To enhance the comprehension of flow characteristics and enrich the well-test theory of slanted wells, this study established a well-test model for a slanted well in a heterogeneous multi-zonal reservoir. The model considered closed boundaries at both the top and bottom, as well as an external boundary with infinite, closed, or constant pressure on the horizontal plane. We took the bi-zonal composite model as an example to carry out concrete analysis. Various contemporary mathematical techniques, including Laplace integral transformation, separation of variables, and eigenfunction methods, were employed to solve the model. The pressure solution in real space was obtained through Duhamel's principle and Stehfest numerical inversion, then analytical curves created, and flow stages were defined for a slanted well in a bi-zonal composite reservoir. In addition, we performed a sensitivity analysis on some parameters affecting the curves. For a tri-zonal composite model, we also plotted the well-test curves and categorized them.

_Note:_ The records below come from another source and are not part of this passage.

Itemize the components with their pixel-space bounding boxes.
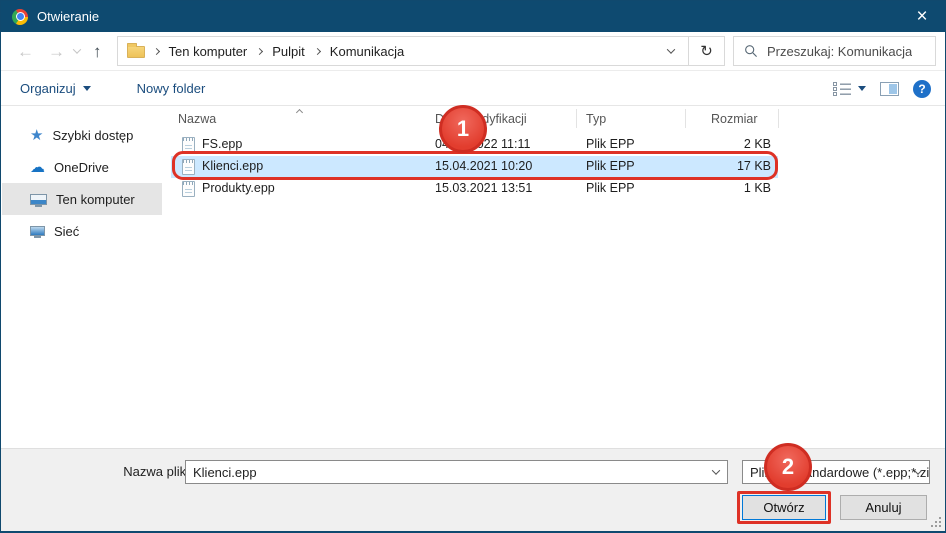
- onedrive-cloud-icon: ☁: [30, 160, 45, 175]
- file-date: 15.03.2021 13:51: [435, 181, 532, 195]
- command-toolbar: Organizuj Nowy folder ?: [1, 71, 945, 106]
- open-dialog-window: Otwieranie × ← → ↑ Ten komputer Pulpit K…: [0, 0, 946, 533]
- file-type: Plik EPP: [586, 159, 635, 173]
- search-input[interactable]: Przeszukaj: Komunikacja: [733, 36, 936, 66]
- new-folder-button[interactable]: Nowy folder: [125, 81, 218, 96]
- column-divider[interactable]: [778, 109, 779, 128]
- file-name: Klienci.epp: [202, 159, 263, 173]
- column-divider[interactable]: [685, 109, 686, 128]
- sidebar-item-label: Szybki dostęp: [52, 128, 133, 143]
- file-date: 04.03.2022 11:11: [435, 137, 530, 151]
- chevron-right-icon: [314, 47, 321, 54]
- sort-ascending-icon: [297, 103, 302, 118]
- open-button[interactable]: Otwórz: [742, 495, 826, 520]
- navigation-bar: ← → ↑ Ten komputer Pulpit Komunikacja ↻ …: [1, 32, 945, 71]
- filename-label: Nazwa pliku:: [101, 464, 197, 479]
- column-header-rozmiar[interactable]: Rozmiar: [711, 112, 758, 126]
- chevron-down-icon: [83, 86, 91, 91]
- cancel-button[interactable]: Anuluj: [840, 495, 927, 520]
- file-type: Plik EPP: [586, 137, 635, 151]
- file-size: 2 KB: [744, 137, 771, 151]
- chevron-down-icon: [712, 466, 720, 474]
- chevron-right-icon: [152, 47, 159, 54]
- change-view-button[interactable]: [833, 82, 866, 96]
- epp-file-icon: [182, 137, 195, 153]
- new-folder-label: Nowy folder: [137, 81, 206, 96]
- network-icon: [30, 226, 45, 236]
- filename-value: Klienci.epp: [193, 465, 257, 480]
- search-icon: [744, 44, 758, 58]
- resize-grip[interactable]: [931, 517, 941, 527]
- up-icon[interactable]: ↑: [86, 43, 109, 60]
- filetype-value: Pliki niestandardowe (*.epp;*.zi: [750, 465, 929, 480]
- history-chevron-icon[interactable]: [73, 45, 81, 53]
- column-header-typ[interactable]: Typ: [586, 112, 606, 126]
- details-view-icon: [833, 82, 851, 96]
- sidebar-item-label: Sieć: [54, 224, 79, 239]
- window-title: Otwieranie: [37, 9, 99, 24]
- folder-icon: [127, 46, 145, 58]
- column-divider[interactable]: [576, 109, 577, 128]
- breadcrumb-item[interactable]: Pulpit: [263, 44, 314, 59]
- sidebar: ★ Szybki dostęp ☁ OneDrive Ten komputer …: [2, 107, 162, 451]
- column-header-data-modyfikacji[interactable]: Data modyfikacji: [435, 112, 527, 126]
- column-header-nazwa[interactable]: Nazwa: [178, 112, 216, 126]
- organize-button[interactable]: Organizuj: [8, 81, 103, 96]
- breadcrumb-item[interactable]: Ten komputer: [160, 44, 257, 59]
- file-row-produkty[interactable]: Produkty.epp 15.03.2021 13:51 Plik EPP 1…: [171, 178, 778, 200]
- file-name: FS.epp: [202, 137, 242, 151]
- file-date: 15.04.2021 10:20: [435, 159, 532, 173]
- file-size: 17 KB: [737, 159, 771, 173]
- help-icon[interactable]: ?: [913, 80, 931, 98]
- refresh-icon: ↻: [700, 42, 713, 60]
- sidebar-item-siec[interactable]: Sieć: [2, 215, 162, 247]
- preview-pane-icon[interactable]: [880, 82, 899, 96]
- chrome-icon: [12, 9, 28, 25]
- organize-label: Organizuj: [20, 81, 76, 96]
- file-name: Produkty.epp: [202, 181, 275, 195]
- address-dropdown-icon[interactable]: [667, 45, 675, 53]
- filetype-select[interactable]: Pliki niestandardowe (*.epp;*.zi: [742, 460, 930, 484]
- epp-file-icon: [182, 181, 195, 197]
- chevron-right-icon: [256, 47, 263, 54]
- breadcrumb-item[interactable]: Komunikacja: [321, 44, 413, 59]
- sidebar-item-label: OneDrive: [54, 160, 109, 175]
- address-bar[interactable]: Ten komputer Pulpit Komunikacja: [117, 36, 690, 66]
- sidebar-item-onedrive[interactable]: ☁ OneDrive: [2, 151, 162, 183]
- sidebar-item-ten-komputer[interactable]: Ten komputer: [2, 183, 162, 215]
- close-icon[interactable]: ×: [899, 1, 945, 32]
- file-row-klienci[interactable]: Klienci.epp 15.04.2021 10:20 Plik EPP 17…: [171, 156, 778, 178]
- filename-input[interactable]: Klienci.epp: [185, 460, 728, 484]
- sidebar-item-szybki-dostep[interactable]: ★ Szybki dostęp: [2, 119, 162, 151]
- forward-icon[interactable]: →: [41, 43, 72, 60]
- search-placeholder: Przeszukaj: Komunikacja: [767, 44, 912, 59]
- back-icon[interactable]: ←: [10, 43, 41, 60]
- chevron-down-icon: [858, 86, 866, 91]
- file-row-fs[interactable]: FS.epp 04.03.2022 11:11 Plik EPP 2 KB: [171, 134, 778, 156]
- sidebar-item-label: Ten komputer: [56, 192, 135, 207]
- this-pc-monitor-icon: [30, 194, 47, 205]
- file-type: Plik EPP: [586, 181, 635, 195]
- epp-file-icon: [182, 159, 195, 175]
- title-bar: Otwieranie ×: [1, 1, 945, 32]
- file-size: 1 KB: [744, 181, 771, 195]
- quick-access-icon: ★: [30, 128, 43, 143]
- refresh-button[interactable]: ↻: [688, 36, 725, 66]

Finally, we validated the model through the interpretation of an example well. The results show that the fluid flow of a slanted well in a bi-zonal composite reservoir can be divided into seven main stages, including wellbore storage effect (WSE) stage, skin effect (SE) stage, linear flow (LF) stage, radial flow (RF) stage of the 1st zone, transitional flow (TF) stage from the 1st to the 2nd zone, RF stage of the 2nd zone, and the external boundary response stage. The position of the pressure curve at the SE stage and LF stage decreases as the length and inclination angle increase. Correspondingly, the pressure curve at the RF stage of the 2nd zone and external boundary response stage decreases with increasing mobility ratio. Furthermore, as the radius of the 1st zone increases, the pressure curve at the RF stage of the 1st zone and the TF stage shifts towards the right. The established model and plotted curves provide a theoretical basis for further studies on the flow behavior of slanted wells in composite reservoirs. [Display omitted] •Modelling of a slanted well in heterogeneous reservoir.•Pressure transient characteristics analyzed through flow stage recognition.•Curves' sensitivity analyses to well length and inclination angle performed.•Heterogeneous property parameters interpreted by practical application.